Beyond the overall no-show rate, you can see that after day 1, there is a steady decay in kept exam rate.  Adults fade faster than kids, and by three weeks there is over a 20% chance adults will not keep their scheduled exam. Adult demand is more spontaneous, more want driven vs need driven, so you have to get them in while they’re hot. Kids, on the other hand, tend to stay reasonably flat with only a percent or so drop over the first three weeks. Parents understand their children will need braces and they plan and save accordingly.  The decision is much less spontaneous for children.  But after three weeks, the percent of kept child exams also drops off steeply. The moral here is that if you are going to treat adults, you want to have room for them, and try to get them in as quickly as possible. For all patients, you don’t want to have a wait list longer than three weeks. Anything more than that and the data suggests you are losing a significant amount of patients.

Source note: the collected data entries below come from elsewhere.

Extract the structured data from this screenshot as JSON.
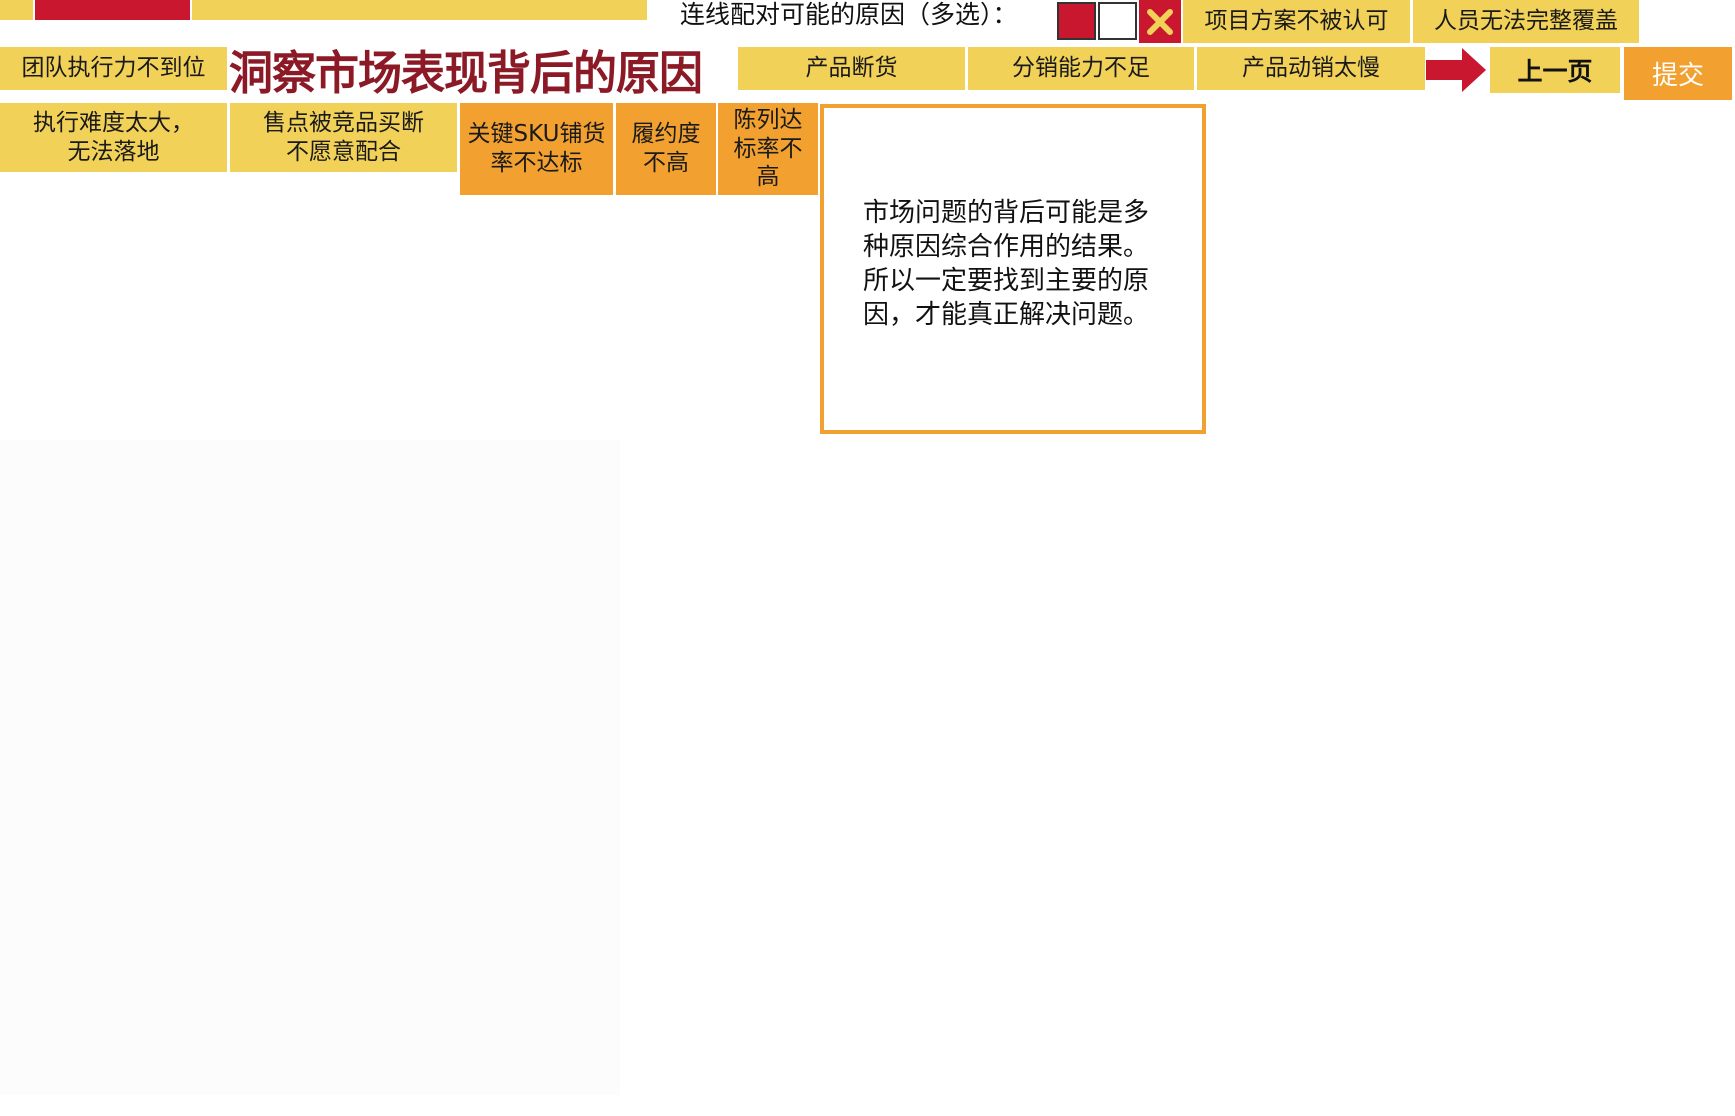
{
  "colors": {
    "yellow": "#f2d159",
    "orange": "#f2a130",
    "red": "#c8172e",
    "title": "#8c1a26"
  },
  "header": {
    "title": "洞察市场表现背后的原因",
    "prompt": "连线配对可能的原因（多选）："
  },
  "toolbar": {
    "close_icon": "close-icon",
    "arrow_icon": "arrow-right-icon",
    "prev_label": "上一页",
    "submit_label": "提交"
  },
  "issues": [
    "团队执行力不到位",
    "产品断货",
    "分销能力不足",
    "产品动销太慢"
  ],
  "reasons": {
    "top": [
      "项目方案不被认可",
      "人员无法完整覆盖"
    ],
    "yellow": [
      "执行难度太大，\n无法落地",
      "售点被竞品买断\n不愿意配合"
    ],
    "orange": [
      "关键SKU铺货\n率不达标",
      "履约度\n不高",
      "陈列达\n标率不\n高"
    ]
  },
  "note": {
    "text": "市场问题的背后可能是多种原因综合作用的结果。所以一定要找到主要的原因，才能真正解决问题。"
  }
}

Once we realized the impact of these statistics, we knew that in order to open up our schedule to accommodate more exams, we would need to shrink our exam length from 60 minutes – a pretty common industry standard – to 45 minutes. That’s not to say we give our patients less doctor time. It’s more about getting as much information as possible before the patient arrives to the office and make sure insurance is verified and benefits understood.  With great online forms and good process, it’s possible to have over 85% of your exams provide you with health history and insurance (if applicable) information before they arrive for the exam. That avoids time wasted waiting for forms and insurance checks, thereby creating time for one or more extra exams per day. If you could thin your wait list and fill that extra exam space four days per week – even a conservative 40 weeks a year – and convert half of those you would generate 80 extra starts per year. At an average fee of $5,000 per start, 80 extra starts totals $400,000 of additional production. That’s real money. If I were to tell you I could pay you $400,000 to switch your exams to 45 minutes and streamline your process, would that sound worth your while? If after all that you still have a heavy waitlist, you likely should consider increasing your capacity with another TC or doctor in the practice, depending on your individual and practice goals.

Strategies to increase available exams to decrease your wait list:

  1. Slightly overbook your scheduled exams, especially with adults
  2. Decrease the amount of time necessary for an exam

And if that isn’t enough to accommodate demand,…

  1. Add an additional TC or cross-train a team member for TC overflow
  2. Add an additional Doctor

So, to review, managing your team’s phone skills is absolutely essential to the success of your practice.  One easy step–make sure your phones are answered at lunch time and on Fridays  Also, measuring Kept Exam Percentage is an easy metric to grade the quality of service your phone team is providing.  Remember, most people who call want to get in quickly.  The world, more than ever, has a tiny attention span and wants things now.  Be sure to quickly provide them access to exams to keep your practice pipeline full.